Nope. They may have the equipment, but they need a Category IIIb instrument landing system at the airport to actually do so, along with a crew certified to operate it. All of which are shockingly expensive - you need computer equipment that continues to work after a failure, which in practical terms means you need a lot of computers cross-checking each other and extremely rigorously designed software (I think 7 9's). The ground equipment is similarly extremely expensive, rather tempermental, and requires lots of checking and re-certification (the risk of being wrong is that the plane flies into the ground).

Lesser categories of ILS (i.e., the ones at almost all airports, even commercial passenger carrying ones) require transitioning to visual control at or above the decision height to avoid going missed.

Comment: Re:It's not HUDs, it's what kinds of HUD (Score 1) 226

by slimjim8094 (#46340957) Attached to: Google Fighting Distracted Driver Laws

More to the point, in a car you need to be looking outside pretty much continuously. More than about a half-second of looking away starts to get dangerous, and 2 seconds is downright negligent. But in a small airplane, you have much, much longer (on the order of about 30 seconds) of eyes-inside time - you need it to do all your planning/charts/radios/checklists/etc! And that's just for visual rules - if you're on an instrument flight, you don't even need to look outside until you're trying to land (that's the point of an instrument rating - looking outside doesn't do you much good if you're in a cloud).

The two scenarios aren't even remotely comparable. Driving is a much more "real-time" operation than flying, so distractions should be minimized to a substantially greater extent.

Comment: Re:So (Score 2) 373

by slimjim8094 (#46272275) Attached to: Report: Valve Anti-Cheat (VAC) Scans Your DNS History

It doesn't matter.

Look, when I was a kid, I used to play Counterstrike pretty seriously. I was curious about these cheats that I kept seeing on VAC-secure servers, so I went and found some and played around with them - on VAC-insecure servers, of course*. They're really cool bits of code that hook into the game and understand the engine well enough to find the head "bone" and wait for it to come into the player's view. Being a coder, I wanted to know how they worked - not to write my own, but software that hooks into other software is fairly unusual, and thus, interesting to my teenage self.

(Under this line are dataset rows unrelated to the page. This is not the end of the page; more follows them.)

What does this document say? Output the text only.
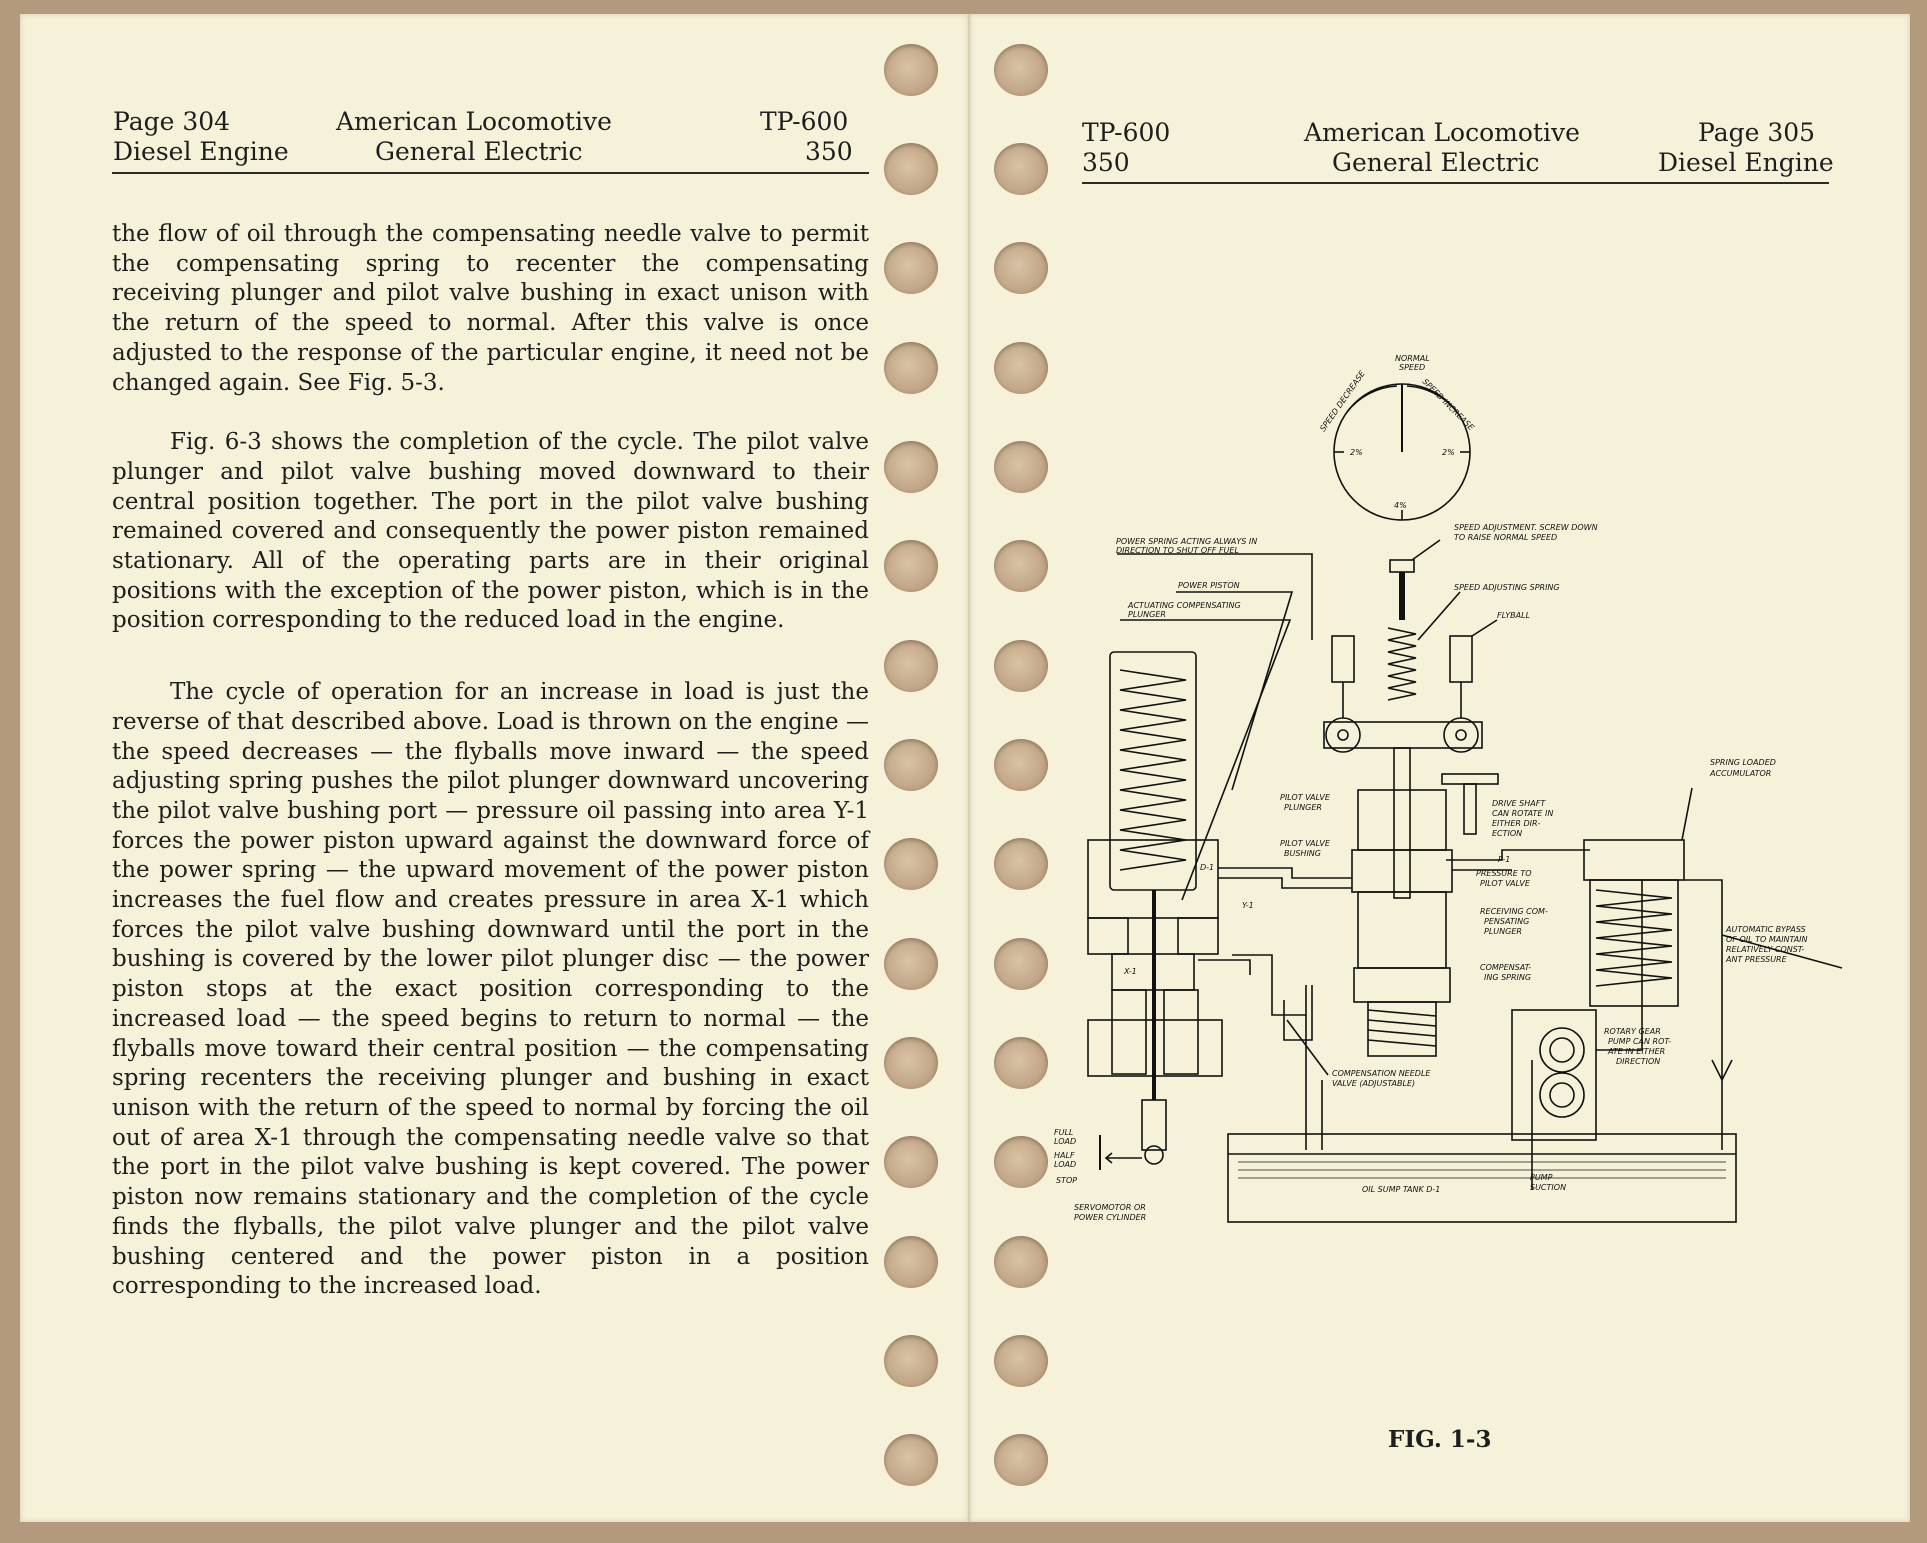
Page 304
Diesel Engine
American Locomotive
General Electric
TP-600
350

the flow of oil through the compensating needle valve to permit the compensating spring to recenter the compensating receiving plunger and pilot valve bushing in exact unison with the return of the speed to normal. After this valve is once adjusted to the response of the particular engine, it need not be changed again. See Fig. 5-3.

Fig. 6-3 shows the completion of the cycle. The pilot valve plunger and pilot valve bushing moved downward to their central position together. The port in the pilot valve bushing remained covered and consequently the power piston remained stationary. All of the operating parts are in their original positions with the exception of the power piston, which is in the position corresponding to the reduced load in the engine.

The cycle of operation for an increase in load is just the reverse of that described above. Load is thrown on the engine — the speed decreases — the flyballs move inward — the speed adjusting spring pushes the pilot plunger downward uncovering the pilot valve bushing port — pressure oil passing into area Y-1 forces the power piston upward against the downward force of the power spring — the upward movement of the power piston increases the fuel flow and creates pressure in area X-1 which forces the pilot valve bushing downward until the port in the bushing is covered by the lower pilot plunger disc — the power piston stops at the exact position corresponding to the increased load — the speed begins to return to normal — the flyballs move toward their central position — the compensating spring recenters the receiving plunger and bushing in exact unison with the return of the speed to normal by forcing the oil out of area X-1 through the compensating needle valve so that the port in the pilot valve bushing is kept covered. The power piston now remains stationary and the completion of the cycle finds the flyballs, the pilot valve plunger and the pilot valve bushing centered and the power piston in a position corresponding to the increased load.

TP-600
350
American Locomotive
General Electric
Page 305
Diesel Engine
NORMAL
SPEED
SPEED DECREASE	SPEED INCREASE
2%	2%
4%
SPEED ADJUSTMENT. SCREW DOWN
TO RAISE NORMAL SPEED
POWER SPRING ACTING ALWAYS IN
DIRECTION TO SHUT OFF FUEL
POWER PISTON	SPEED ADJUSTING SPRING
ACTUATING COMPENSATING
PLUNGER	FLYBALL
SPRING LOADED
ACCUMULATOR
PILOT VALVE
PLUNGER	DRIVE SHAFT
CAN ROTATE IN
EITHER DIR-
ECTION
PILOT VALVE
BUSHING
PRESSURE TO
PILOT VALVE
RECEIVING COM-
PENSATING
PLUNGER	AUTOMATIC BYPASS
OF OIL TO MAINTAIN
RELATIVELY CONST-
ANT PRESSURE
COMPENSAT-
ING SPRING
ROTARY GEAR
PUMP CAN ROT-
ATE IN EITHER
DIRECTION
COMPENSATION NEEDLE
VALVE (ADJUSTABLE)
FULL
LOAD
HALF
LOAD
STOP
SERVOMOTOR OR
POWER CYLINDER
OIL SUMP TANK D-1
PUMP
SUCTION
D-1
Y-1
X-1
P-1
FIG. 1-3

Anyways, since I was just looking around (and not willing to pay/join the "clubs" that made new undetected hacks), the aimbot I had was definitely no secret and surely would've gotten me banned if I'd played on a VAC-secure server. The deal was - cheat on a secure server, get banned. But the counterpoint is - cheat on an insecure one, no problem. It felt really fair - joining a secure server is an agreement not to cheat, and if you do, you're banned.

If this story is true, it completely changes that agreement. Presumably it's a "once a cheater, always a cheater" attitude, but that's not really fair. The cool thing about VAC was that it was indisputable. It doesn't make mistakes - you knew categorically that someone who was VAC-banned had broken the agreement by having cheat code loaded while connected to a secure server. So there was no arguing, pleas, etc - they were a cheater, they had cheated in a game that was annotated "no cheats". This would completely change that dynamic, and Valve is really careful about that kind of thing, so I'm suspicious that this is as-reported.

*Before somebody chews me out for cheating anywhere - first, it was only on cheat servers (all players were using them), and second, it only makes sense to view the active decision to turn off VAC (it's on by default) as a decision to allow cheaters.